Но это было чуть позже, а тогда она попала в какой-то лабиринт безвыходности — муж в тюрьме, дочь живет на съемной квартире и черте чем занимается в каком-то задрипанном училище, а сама она сидит дома без работы с голодным подростком на руках...
Тихое добро
Умывшись с утра холодной водой, Прасковья Яковлевна отправлялась на поиски работы. Она готова была идти на любую посильную работу, лишь бы заработать копейку. Сельпо принципиально обходила стороной, чувствуя внутреннюю неготовность проситься туда, откуда ушла по причине крайней усталости.

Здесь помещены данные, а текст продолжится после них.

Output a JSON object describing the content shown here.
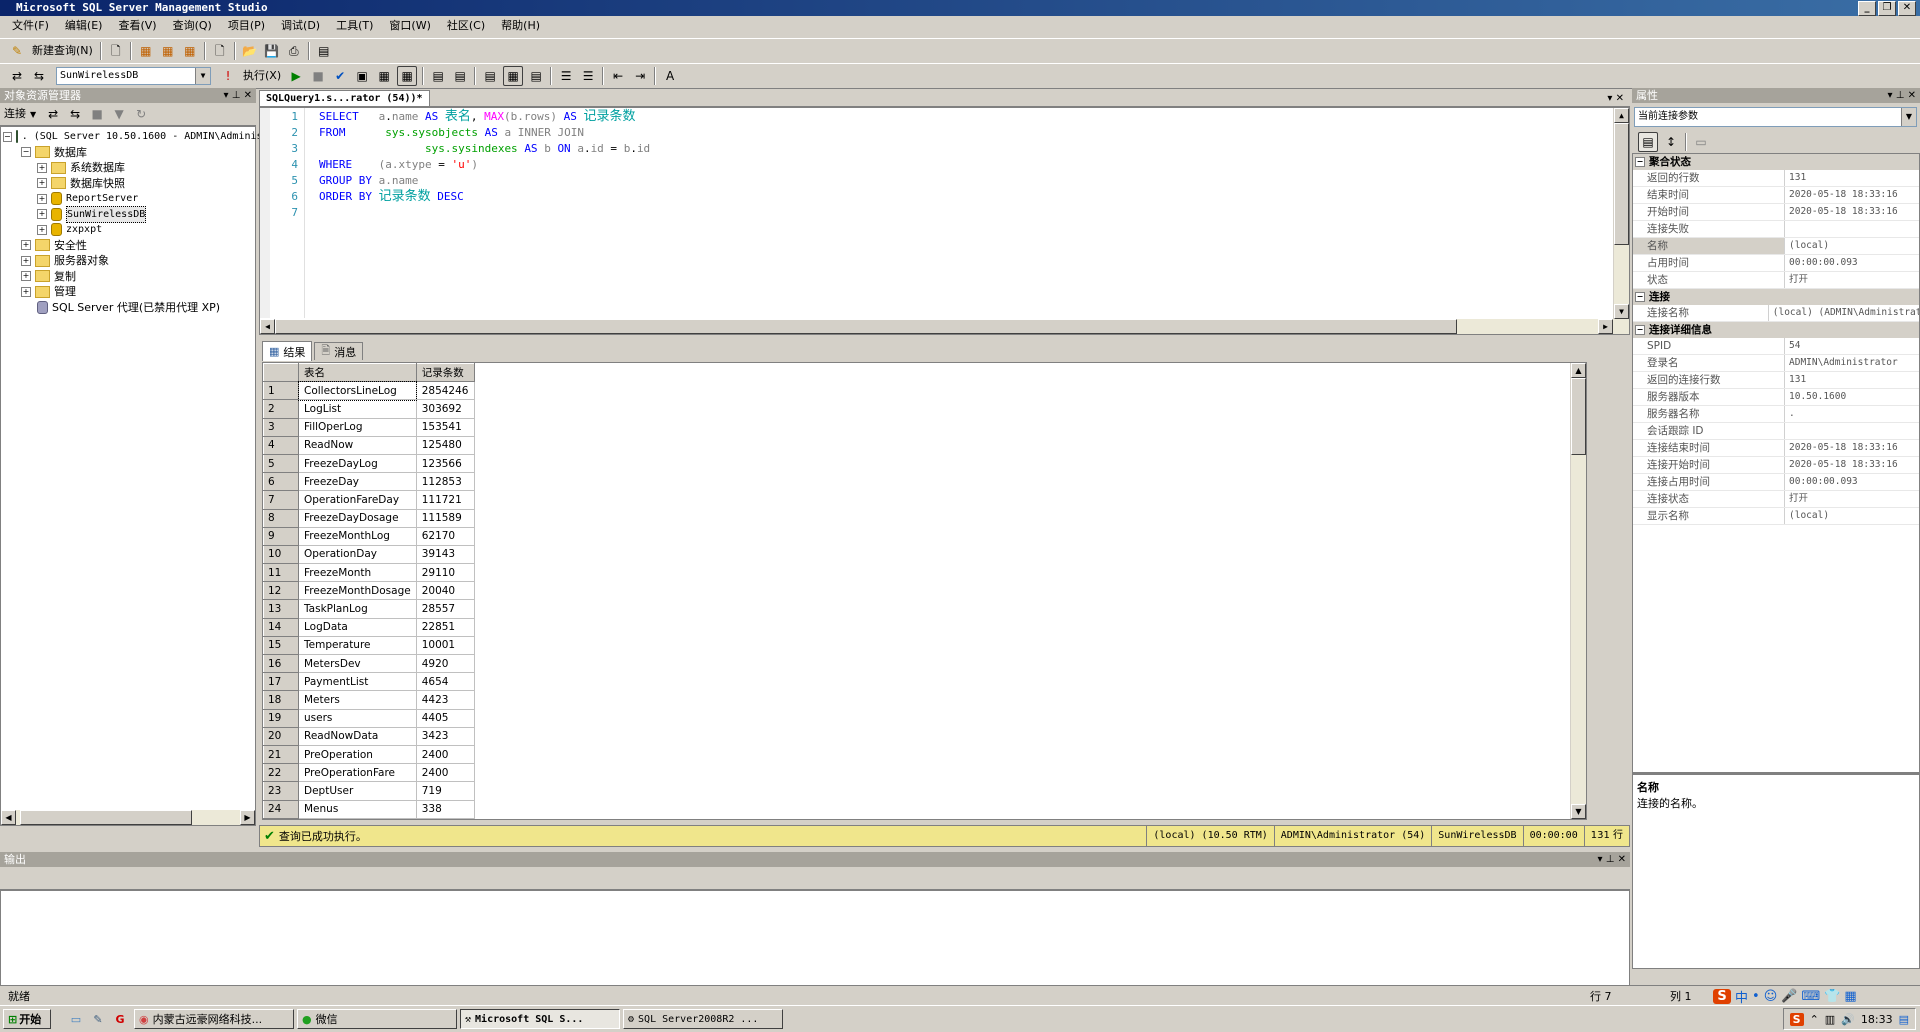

На ее место в овощной киоск сразу же прыгнула Мария Лукьяновна, жена младшего брата Бориса Павловича. Это именно она следовала по следам Прасковьи Яковлевны и вышибала ее с «денежных мест». А потом, когда у нее дела летели коту под хвост, она с веселым видом утверждала, что работу запустила Прасковья Яковлевна и слиняла, а вот ей, бедной, приходится терпеть бесславие. Такую гадину полезнее всего было бы стереть с лица земли, да охотников не находилось. Впрочем, сразу после войны были охотники, готовые посчитаться с нею за шашни с фашистами, но она вовремя сбежала от них. Ладно, об этом рассказ будет в другом месте.
Видимо, думала Прасковья Яковлевна, ей надо сменить обстановку. Но куда податься? В завод идти она не решалась. Грохот, металлическая пыль и мазут были в ее представлении прообразом ада, а она пока что хотела — нет, должна была! — жить. На Кирпичном заводе работа была слишком тяжелой физически, не по ее силам.

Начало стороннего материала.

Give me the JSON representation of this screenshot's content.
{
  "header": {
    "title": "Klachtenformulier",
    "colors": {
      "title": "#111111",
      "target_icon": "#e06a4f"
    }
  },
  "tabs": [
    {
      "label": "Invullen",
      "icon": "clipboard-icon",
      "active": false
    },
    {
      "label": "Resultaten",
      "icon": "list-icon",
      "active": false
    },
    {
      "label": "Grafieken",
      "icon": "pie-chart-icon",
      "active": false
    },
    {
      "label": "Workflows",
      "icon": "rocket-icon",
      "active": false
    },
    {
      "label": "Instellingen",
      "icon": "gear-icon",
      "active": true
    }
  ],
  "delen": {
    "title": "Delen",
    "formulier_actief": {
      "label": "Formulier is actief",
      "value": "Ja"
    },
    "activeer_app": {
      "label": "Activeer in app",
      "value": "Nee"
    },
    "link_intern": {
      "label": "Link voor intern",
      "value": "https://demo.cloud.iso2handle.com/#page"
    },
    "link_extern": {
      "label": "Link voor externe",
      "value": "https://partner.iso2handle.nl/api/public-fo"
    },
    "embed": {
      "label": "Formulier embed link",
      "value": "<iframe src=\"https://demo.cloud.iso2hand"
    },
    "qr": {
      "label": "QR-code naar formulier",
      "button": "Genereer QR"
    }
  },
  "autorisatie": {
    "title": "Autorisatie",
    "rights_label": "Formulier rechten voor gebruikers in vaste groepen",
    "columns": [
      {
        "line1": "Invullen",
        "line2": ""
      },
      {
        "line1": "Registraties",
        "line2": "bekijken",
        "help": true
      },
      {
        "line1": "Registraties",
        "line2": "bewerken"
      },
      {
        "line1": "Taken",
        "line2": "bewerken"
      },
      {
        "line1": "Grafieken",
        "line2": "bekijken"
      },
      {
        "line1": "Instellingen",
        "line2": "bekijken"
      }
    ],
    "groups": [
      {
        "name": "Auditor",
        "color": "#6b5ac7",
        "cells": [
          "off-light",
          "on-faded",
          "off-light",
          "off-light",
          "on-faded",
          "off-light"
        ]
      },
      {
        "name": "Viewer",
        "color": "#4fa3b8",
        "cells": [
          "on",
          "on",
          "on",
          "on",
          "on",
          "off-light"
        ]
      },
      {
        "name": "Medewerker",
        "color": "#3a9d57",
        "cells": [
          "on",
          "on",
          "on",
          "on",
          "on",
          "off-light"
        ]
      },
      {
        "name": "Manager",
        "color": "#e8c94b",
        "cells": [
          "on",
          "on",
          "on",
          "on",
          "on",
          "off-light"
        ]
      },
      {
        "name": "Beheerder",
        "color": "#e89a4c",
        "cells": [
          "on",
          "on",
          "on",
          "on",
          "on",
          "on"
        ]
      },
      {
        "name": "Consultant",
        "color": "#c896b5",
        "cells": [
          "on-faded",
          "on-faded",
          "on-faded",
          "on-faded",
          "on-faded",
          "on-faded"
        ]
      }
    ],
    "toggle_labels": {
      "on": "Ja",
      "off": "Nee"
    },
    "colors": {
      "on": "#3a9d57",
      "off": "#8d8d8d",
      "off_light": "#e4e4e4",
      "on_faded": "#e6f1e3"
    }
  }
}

В колхоз она всегда успеет.
День проходил за днем, а работа не находилась. Ей предложили место санитарки, то есть уборщицы, в больнице. Она сказала, что подумает, а сама... не могла решиться. Даже в Синельниково ездила, там искала. Была бы она сама, так согласилась бы пойти проводником на пассажирские поезда. Но с кем оставлять дочь-подростка на время многодневных поездок?
Как-то вернулась домой запыленная и голодная, а младшая дочь протягивает ей домашний пирожок с печенкой, поешь, мол. Пирожок был свежий, вкусный!
— Где ты взяла?
— Баба Баранка угостила, — опустив глаза, сказала Люба. — Она дала мне три штуки, но я два съела... не удержалась...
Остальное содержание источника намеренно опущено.